Why does this happen?

This happens usually because they are only geared up to deal with work stress. They have stayed away for too long from family and domestic matters and are unable to make any sense of it or make changes and compromises. Their social circle was limited to the workplace but post retirement they have to interact with a variety of people. They are unable to forge new friendships/relationships with people who have ‘nothing in common’ with them.

They are no longer the decision maker or the person in control. They are newcomers to an environment that runs efficiently without their inputs. Suddenly, they find they have too much time and very little to do. They find reading, gardening, walking or developing another hobby ‘unproductive’.

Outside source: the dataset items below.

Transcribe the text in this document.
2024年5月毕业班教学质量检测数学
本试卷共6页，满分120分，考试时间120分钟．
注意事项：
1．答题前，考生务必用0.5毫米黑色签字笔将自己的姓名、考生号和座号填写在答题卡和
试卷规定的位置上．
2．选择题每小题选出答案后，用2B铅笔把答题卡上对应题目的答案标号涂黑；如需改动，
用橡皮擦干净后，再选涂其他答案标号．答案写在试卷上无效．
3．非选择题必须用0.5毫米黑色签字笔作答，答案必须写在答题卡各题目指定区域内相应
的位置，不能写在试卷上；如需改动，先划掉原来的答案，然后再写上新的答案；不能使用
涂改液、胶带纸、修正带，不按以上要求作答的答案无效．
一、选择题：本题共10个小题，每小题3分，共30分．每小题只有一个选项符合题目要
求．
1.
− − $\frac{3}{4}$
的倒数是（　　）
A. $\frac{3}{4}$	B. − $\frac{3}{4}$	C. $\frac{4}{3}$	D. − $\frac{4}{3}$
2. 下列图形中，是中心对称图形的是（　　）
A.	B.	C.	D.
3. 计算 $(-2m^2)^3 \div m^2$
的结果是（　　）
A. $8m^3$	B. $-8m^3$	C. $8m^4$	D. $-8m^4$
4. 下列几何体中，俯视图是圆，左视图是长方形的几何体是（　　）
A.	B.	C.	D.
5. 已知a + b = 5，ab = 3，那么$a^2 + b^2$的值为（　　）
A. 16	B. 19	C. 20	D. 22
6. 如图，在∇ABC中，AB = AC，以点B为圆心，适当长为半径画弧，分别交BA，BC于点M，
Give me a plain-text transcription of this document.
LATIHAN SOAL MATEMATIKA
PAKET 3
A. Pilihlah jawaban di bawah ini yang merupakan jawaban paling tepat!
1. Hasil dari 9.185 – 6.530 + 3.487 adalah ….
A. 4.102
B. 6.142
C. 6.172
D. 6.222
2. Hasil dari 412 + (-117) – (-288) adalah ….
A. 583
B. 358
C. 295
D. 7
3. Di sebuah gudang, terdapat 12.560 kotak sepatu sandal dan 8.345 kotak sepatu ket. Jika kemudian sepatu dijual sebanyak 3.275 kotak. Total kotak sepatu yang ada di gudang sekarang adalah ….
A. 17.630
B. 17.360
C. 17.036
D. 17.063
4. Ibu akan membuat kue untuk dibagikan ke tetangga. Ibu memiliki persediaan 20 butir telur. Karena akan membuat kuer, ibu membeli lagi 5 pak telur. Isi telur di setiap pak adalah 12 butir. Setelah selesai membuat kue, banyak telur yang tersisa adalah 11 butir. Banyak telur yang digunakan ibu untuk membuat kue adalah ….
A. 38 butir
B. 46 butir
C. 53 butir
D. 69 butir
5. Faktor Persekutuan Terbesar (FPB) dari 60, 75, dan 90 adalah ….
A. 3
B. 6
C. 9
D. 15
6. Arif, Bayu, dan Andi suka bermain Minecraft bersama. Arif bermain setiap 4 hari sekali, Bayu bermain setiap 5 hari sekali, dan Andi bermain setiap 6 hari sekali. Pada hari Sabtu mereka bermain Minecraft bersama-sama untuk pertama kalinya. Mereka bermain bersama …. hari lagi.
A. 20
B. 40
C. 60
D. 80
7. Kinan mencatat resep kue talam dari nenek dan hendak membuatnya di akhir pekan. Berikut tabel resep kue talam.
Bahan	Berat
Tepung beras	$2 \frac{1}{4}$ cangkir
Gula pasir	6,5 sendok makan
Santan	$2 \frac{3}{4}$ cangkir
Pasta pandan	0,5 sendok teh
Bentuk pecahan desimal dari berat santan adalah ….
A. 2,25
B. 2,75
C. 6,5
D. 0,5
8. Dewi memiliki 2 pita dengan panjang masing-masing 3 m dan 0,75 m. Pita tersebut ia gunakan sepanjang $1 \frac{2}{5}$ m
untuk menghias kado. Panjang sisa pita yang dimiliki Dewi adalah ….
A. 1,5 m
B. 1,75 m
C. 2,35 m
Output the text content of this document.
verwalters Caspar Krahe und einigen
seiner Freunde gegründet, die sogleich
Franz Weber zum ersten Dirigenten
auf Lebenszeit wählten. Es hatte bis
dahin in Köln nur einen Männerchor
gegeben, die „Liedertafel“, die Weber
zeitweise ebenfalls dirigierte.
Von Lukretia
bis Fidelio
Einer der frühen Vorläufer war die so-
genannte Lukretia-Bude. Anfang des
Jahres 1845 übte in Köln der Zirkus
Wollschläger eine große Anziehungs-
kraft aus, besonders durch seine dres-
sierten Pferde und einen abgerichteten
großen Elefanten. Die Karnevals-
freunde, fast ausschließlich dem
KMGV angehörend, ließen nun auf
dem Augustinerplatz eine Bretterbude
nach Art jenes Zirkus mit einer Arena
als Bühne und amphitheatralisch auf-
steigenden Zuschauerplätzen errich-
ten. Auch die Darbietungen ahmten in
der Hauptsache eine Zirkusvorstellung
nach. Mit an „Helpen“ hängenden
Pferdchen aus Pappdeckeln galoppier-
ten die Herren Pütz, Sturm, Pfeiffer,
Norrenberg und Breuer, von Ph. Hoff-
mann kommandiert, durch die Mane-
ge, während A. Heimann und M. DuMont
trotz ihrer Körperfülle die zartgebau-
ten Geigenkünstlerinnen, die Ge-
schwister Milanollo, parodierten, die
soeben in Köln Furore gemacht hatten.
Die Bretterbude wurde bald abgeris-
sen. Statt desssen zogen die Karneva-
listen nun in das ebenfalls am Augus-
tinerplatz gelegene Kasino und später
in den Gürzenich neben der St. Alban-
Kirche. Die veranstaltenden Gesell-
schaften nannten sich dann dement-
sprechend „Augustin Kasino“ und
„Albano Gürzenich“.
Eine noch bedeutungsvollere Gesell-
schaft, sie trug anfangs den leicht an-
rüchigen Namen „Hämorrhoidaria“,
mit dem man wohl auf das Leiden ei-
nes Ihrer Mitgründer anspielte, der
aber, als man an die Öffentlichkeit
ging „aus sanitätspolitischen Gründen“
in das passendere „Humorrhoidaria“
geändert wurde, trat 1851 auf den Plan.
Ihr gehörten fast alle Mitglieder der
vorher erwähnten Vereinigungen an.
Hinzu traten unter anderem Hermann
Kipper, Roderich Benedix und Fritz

Unlike at work, they do not know what their role is in the family. They find themselves a part of a unit that is functioning efficiently without any inputs from them.

If they move to another city post retirement, that is an added challenge to someone who already has an adjustment disorder.

What to do?

Severe cases of retirement syndrome can lead to depression and often suicidal thoughts. Therefore, counselling helps them re-orient their identity and responsibilities to accommodate the changing roles. An understanding family and support from old and new friends greatly facilitates this transition.

Wives are not exempt. Retired Husband Syndrome (RHS) is a psychosomatic stress-related illness often seen in women whose husbands have just retired. Their interferences and attempts to dominate domestic affairs can be a cause of stress to the women.